Nun denn, ich hatte mich wieder gut in meine Kluft gepackt, der Koffer war endlich zu und am Moped, das Visier war gereinigt und CB selbst stand auch schon parat. Jetzt hieß es Fotoshooting. Natürlich dürfen Gruppenfotos nicht fehlen und so posierten wir noch in lustigen Formationen vor der Kamera. (Hier aber einmal "normal" :-P )

 



Danach teilte sich die Gruppe in kleine Grüppchen, je nachdem in welche Richtung gefahren wird. So kam auch meine Wiener Fraktion und die Steirische zusammen um sich im Laufe der Strecke in alle Himmelsrichtungen zu verteilen (nein, nicht in Einzelteilen). Ich fuhr mit den gleichen Leuten zurück, mit denen ich auch ankam, in Liezen gab es erneut Schweinswiener zu Mittag und danach waren wir nur noch zu zweit, die endgültig nach Wien fuhren.

Der Heimweg war zwar schön weil wir tolles Wetter hatten und am Anfang des Tages hatte selbst ich noch genug Energie. Aber mit jedem Tank- und Nikotinstopp mehr wurde die Fahrt auch länger.  Zum einen machten wir alle Temparaturschwankungen mit (aber diesmal trocken), zum anderen war es nun der dritte Tag in Folge auf dem Bock. Bis dahin hatten wir ca. 550-600km abgespult. Kurvenreiche und konzentrationsstarke Kilometer. Nun stand wieder ein 420km langer Heimweg an der mit der Zeit immer anstrengender wurde.
Trotz allem war ich gut gelaunt, denn ich war begeistert von dem Wochenende und davon, dass ich so gut aufgenommen wurde als hätte ich schon immer dazu gehört. Sowieso war es ein tolles Erlebnis diese anfänglich geglaubte „Hürde“ überwunden zu haben.

Jetzt beim Schreiben bemerke ich gerade, dass ich von der Heimfahrt gar nicht mehr so viel weiß außer, dass es trocken, dafür mal heiß und mal angenehm war. Und laaange. Aber schlussendlich sind wir gut in Wien angekommen, dann wurde noch ein Weilchen geplaudert und schließlich hatte ich meine letzten 10 Großstadtdschungelkilometer vor mir bis auch ich endgültig zu Hause war.
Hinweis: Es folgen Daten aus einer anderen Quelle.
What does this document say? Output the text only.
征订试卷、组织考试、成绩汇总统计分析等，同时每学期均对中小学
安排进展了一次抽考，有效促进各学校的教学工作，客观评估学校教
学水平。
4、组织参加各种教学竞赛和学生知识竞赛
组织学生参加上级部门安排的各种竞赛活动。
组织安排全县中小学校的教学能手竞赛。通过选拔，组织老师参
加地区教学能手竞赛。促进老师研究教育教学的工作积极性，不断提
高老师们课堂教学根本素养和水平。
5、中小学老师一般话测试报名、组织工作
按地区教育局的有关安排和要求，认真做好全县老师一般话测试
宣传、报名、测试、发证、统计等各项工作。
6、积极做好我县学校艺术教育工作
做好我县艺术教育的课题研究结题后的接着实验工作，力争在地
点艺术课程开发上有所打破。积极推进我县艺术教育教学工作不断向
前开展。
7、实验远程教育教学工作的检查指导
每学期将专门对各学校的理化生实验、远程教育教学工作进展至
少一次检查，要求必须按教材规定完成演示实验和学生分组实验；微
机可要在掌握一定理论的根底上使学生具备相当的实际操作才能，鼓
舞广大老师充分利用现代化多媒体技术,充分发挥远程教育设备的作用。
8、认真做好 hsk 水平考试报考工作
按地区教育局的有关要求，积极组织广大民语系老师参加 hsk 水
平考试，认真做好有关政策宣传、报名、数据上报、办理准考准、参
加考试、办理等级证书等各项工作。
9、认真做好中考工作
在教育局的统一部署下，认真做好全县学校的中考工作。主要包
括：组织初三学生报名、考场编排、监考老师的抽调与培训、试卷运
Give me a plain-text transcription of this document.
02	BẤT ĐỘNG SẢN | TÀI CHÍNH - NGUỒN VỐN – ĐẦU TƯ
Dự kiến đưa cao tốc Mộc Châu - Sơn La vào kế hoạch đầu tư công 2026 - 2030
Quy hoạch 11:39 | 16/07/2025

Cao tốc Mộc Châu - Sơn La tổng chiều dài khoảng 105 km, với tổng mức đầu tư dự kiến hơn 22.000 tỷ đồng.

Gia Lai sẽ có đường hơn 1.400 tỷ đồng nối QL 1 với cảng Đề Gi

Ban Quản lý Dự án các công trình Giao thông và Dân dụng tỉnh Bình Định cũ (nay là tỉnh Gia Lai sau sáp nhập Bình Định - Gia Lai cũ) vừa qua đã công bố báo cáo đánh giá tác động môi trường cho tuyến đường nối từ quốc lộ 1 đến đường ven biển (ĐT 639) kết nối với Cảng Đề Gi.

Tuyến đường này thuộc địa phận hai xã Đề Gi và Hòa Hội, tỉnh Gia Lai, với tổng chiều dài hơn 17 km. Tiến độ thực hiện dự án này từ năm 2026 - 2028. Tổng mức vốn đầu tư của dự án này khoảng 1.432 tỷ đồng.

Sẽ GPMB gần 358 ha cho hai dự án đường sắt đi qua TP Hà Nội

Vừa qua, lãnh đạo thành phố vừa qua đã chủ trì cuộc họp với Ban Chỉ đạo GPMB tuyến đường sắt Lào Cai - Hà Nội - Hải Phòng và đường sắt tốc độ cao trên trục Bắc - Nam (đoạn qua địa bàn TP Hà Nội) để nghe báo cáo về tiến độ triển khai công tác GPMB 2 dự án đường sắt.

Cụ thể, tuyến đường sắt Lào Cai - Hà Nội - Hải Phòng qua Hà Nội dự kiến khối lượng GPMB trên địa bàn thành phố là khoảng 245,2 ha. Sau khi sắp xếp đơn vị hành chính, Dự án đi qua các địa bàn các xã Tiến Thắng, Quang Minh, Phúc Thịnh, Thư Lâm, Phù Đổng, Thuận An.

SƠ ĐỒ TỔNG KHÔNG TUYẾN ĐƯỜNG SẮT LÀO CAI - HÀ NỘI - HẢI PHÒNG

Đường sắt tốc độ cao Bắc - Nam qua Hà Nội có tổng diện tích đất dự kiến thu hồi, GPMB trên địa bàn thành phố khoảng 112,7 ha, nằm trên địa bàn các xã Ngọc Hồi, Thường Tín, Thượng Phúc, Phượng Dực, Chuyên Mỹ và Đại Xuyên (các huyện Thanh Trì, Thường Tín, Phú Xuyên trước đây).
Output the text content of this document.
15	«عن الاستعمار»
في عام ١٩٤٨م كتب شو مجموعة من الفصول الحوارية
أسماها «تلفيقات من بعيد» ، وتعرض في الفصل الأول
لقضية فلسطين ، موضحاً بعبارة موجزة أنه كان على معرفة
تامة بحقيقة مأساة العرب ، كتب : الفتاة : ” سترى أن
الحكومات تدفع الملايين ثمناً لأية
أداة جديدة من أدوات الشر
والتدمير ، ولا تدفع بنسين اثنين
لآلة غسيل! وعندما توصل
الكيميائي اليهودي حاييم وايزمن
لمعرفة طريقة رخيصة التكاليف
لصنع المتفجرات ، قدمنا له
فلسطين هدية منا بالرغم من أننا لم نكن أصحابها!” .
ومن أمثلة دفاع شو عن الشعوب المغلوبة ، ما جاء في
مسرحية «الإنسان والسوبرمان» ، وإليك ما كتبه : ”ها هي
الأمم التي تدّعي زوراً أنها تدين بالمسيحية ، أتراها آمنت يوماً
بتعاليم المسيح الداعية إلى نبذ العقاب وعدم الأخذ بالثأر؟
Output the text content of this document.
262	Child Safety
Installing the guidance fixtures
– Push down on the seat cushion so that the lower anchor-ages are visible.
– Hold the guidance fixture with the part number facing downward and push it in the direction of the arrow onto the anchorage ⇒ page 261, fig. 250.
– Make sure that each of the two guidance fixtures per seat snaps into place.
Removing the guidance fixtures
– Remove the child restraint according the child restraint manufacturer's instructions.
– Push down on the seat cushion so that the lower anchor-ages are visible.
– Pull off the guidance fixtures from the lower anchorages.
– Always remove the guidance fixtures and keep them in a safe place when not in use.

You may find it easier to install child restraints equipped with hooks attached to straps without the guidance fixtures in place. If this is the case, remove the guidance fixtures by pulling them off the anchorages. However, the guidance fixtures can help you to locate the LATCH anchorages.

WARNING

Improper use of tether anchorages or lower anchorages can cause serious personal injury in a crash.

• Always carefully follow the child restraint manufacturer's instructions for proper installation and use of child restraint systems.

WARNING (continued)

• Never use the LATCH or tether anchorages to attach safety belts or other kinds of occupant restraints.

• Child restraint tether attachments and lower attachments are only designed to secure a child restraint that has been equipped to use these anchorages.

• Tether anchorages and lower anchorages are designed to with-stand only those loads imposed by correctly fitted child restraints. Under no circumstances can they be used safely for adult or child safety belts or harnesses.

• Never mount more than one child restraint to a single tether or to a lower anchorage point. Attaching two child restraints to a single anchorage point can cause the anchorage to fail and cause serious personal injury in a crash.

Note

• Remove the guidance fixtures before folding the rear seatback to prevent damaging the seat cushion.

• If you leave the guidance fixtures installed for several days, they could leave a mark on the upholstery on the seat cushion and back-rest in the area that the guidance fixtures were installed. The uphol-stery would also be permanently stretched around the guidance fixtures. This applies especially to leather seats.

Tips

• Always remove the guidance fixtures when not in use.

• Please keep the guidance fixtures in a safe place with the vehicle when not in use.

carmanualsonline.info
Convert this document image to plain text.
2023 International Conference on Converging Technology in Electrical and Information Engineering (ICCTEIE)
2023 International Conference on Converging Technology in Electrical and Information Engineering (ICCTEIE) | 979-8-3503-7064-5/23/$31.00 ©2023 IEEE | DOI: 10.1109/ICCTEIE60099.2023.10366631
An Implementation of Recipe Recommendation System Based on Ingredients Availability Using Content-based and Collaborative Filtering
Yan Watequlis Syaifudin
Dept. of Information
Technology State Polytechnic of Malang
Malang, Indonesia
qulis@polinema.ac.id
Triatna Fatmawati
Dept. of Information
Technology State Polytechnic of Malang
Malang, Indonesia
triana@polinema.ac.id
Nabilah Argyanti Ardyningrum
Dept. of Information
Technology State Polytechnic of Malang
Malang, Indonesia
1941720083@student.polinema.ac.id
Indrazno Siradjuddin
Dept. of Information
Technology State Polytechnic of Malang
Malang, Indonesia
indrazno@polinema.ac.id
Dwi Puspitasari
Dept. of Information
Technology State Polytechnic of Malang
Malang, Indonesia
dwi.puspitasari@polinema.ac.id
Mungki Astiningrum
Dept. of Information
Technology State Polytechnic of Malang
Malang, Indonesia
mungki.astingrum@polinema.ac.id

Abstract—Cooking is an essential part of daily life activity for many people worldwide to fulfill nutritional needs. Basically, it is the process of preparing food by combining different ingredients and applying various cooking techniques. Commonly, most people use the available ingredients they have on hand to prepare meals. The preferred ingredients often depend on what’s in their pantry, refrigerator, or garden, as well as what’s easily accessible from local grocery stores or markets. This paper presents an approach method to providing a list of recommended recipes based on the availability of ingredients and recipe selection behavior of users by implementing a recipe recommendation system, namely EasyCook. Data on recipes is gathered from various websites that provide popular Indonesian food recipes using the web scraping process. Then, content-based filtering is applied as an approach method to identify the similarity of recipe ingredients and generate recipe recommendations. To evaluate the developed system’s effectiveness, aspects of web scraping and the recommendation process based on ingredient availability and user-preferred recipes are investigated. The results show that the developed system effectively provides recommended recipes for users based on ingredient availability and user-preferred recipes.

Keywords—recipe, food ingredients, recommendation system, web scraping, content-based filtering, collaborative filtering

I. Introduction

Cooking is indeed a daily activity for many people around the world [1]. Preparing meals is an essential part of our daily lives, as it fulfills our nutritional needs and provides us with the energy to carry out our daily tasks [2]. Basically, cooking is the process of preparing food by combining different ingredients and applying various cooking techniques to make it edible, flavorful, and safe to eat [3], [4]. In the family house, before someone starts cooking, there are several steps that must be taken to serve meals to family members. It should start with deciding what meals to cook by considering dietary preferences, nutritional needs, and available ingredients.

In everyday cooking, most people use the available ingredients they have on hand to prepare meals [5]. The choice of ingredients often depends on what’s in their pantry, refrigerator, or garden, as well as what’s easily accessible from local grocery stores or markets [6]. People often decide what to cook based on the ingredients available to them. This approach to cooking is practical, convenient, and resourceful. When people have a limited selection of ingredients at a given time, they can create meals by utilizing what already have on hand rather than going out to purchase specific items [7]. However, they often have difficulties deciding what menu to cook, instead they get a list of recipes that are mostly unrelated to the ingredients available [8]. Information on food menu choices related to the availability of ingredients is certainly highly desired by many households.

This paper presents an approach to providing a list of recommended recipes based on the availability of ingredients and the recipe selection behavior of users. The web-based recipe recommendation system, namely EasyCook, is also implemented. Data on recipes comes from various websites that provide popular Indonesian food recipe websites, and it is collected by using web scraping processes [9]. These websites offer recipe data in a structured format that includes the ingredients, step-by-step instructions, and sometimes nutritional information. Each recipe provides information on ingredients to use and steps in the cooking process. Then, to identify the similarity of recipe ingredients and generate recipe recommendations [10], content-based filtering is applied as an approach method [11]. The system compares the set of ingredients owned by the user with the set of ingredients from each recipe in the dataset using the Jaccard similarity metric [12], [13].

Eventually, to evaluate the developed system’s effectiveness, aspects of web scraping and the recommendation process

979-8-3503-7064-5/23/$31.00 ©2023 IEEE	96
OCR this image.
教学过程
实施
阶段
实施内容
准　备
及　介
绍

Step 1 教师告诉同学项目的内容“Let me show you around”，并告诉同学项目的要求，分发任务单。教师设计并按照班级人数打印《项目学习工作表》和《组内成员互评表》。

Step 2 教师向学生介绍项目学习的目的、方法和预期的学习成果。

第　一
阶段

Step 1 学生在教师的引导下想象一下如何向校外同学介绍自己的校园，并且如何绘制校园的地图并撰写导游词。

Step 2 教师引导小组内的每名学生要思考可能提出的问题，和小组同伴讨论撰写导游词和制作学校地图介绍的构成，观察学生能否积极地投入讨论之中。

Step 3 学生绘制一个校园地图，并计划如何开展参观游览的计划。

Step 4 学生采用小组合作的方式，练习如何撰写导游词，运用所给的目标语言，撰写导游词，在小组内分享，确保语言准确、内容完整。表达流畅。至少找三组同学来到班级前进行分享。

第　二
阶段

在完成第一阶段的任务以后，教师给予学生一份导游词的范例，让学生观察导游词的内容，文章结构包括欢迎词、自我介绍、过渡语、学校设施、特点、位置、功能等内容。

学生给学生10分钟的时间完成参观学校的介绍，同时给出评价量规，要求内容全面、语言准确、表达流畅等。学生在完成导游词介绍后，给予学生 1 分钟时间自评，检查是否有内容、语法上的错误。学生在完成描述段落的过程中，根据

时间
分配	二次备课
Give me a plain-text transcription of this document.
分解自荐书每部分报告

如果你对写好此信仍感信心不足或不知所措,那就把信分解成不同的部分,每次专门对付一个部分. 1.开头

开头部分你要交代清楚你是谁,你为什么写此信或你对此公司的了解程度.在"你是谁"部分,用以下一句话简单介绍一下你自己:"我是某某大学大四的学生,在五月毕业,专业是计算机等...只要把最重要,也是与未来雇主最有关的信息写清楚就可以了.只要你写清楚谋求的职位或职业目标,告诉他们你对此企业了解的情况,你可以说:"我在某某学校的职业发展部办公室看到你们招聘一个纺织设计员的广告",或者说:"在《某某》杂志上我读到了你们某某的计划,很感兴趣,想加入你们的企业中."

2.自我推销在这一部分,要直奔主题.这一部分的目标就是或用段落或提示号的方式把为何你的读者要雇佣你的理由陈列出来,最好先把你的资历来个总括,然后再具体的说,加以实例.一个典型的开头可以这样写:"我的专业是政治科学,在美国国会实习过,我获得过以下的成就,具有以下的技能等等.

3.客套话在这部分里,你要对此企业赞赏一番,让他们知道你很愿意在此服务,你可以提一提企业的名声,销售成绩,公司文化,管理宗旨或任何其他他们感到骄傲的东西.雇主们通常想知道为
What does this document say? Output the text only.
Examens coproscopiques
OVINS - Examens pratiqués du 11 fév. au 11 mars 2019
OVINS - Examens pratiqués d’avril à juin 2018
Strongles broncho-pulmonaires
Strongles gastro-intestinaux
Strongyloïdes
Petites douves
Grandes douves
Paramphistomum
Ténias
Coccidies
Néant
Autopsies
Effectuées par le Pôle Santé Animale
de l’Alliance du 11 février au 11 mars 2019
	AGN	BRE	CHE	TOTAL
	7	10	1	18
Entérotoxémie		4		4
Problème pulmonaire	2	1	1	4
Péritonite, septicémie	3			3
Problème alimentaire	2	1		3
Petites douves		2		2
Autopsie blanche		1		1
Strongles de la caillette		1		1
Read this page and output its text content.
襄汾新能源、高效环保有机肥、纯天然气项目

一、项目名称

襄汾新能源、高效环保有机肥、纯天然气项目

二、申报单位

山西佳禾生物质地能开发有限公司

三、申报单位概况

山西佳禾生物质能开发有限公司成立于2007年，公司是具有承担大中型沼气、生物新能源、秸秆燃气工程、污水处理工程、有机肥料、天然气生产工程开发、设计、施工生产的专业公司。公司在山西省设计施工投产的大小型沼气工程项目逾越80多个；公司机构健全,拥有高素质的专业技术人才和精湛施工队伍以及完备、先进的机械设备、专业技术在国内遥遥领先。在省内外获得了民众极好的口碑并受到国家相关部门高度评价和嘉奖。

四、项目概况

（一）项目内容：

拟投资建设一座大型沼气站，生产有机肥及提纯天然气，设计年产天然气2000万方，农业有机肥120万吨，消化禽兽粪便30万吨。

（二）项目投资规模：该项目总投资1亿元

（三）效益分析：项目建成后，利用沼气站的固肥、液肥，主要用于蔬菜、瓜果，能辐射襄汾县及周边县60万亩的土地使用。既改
Diese meisterte ich mit Bravour, wenn auch etwas genervt wie es immer ist, wenn man gerade vom „freien Land“ kommt, und dann muss man sich quer durch Wien über den Gürtel durchschlagen. Aber ich beschloss, für diese Fahrt die Blechkisten um mich zu ignorieren und bloß noch gut Heim zu kommen.
Geschafft und schnaufend stand ich endlich in meiner Wohnung. Jetzt noch schnell ins Forum schreiben, dass ich wohlauf und überglücklich bin, duschen, essen, schlafen. Die nächste Tour kann kommen.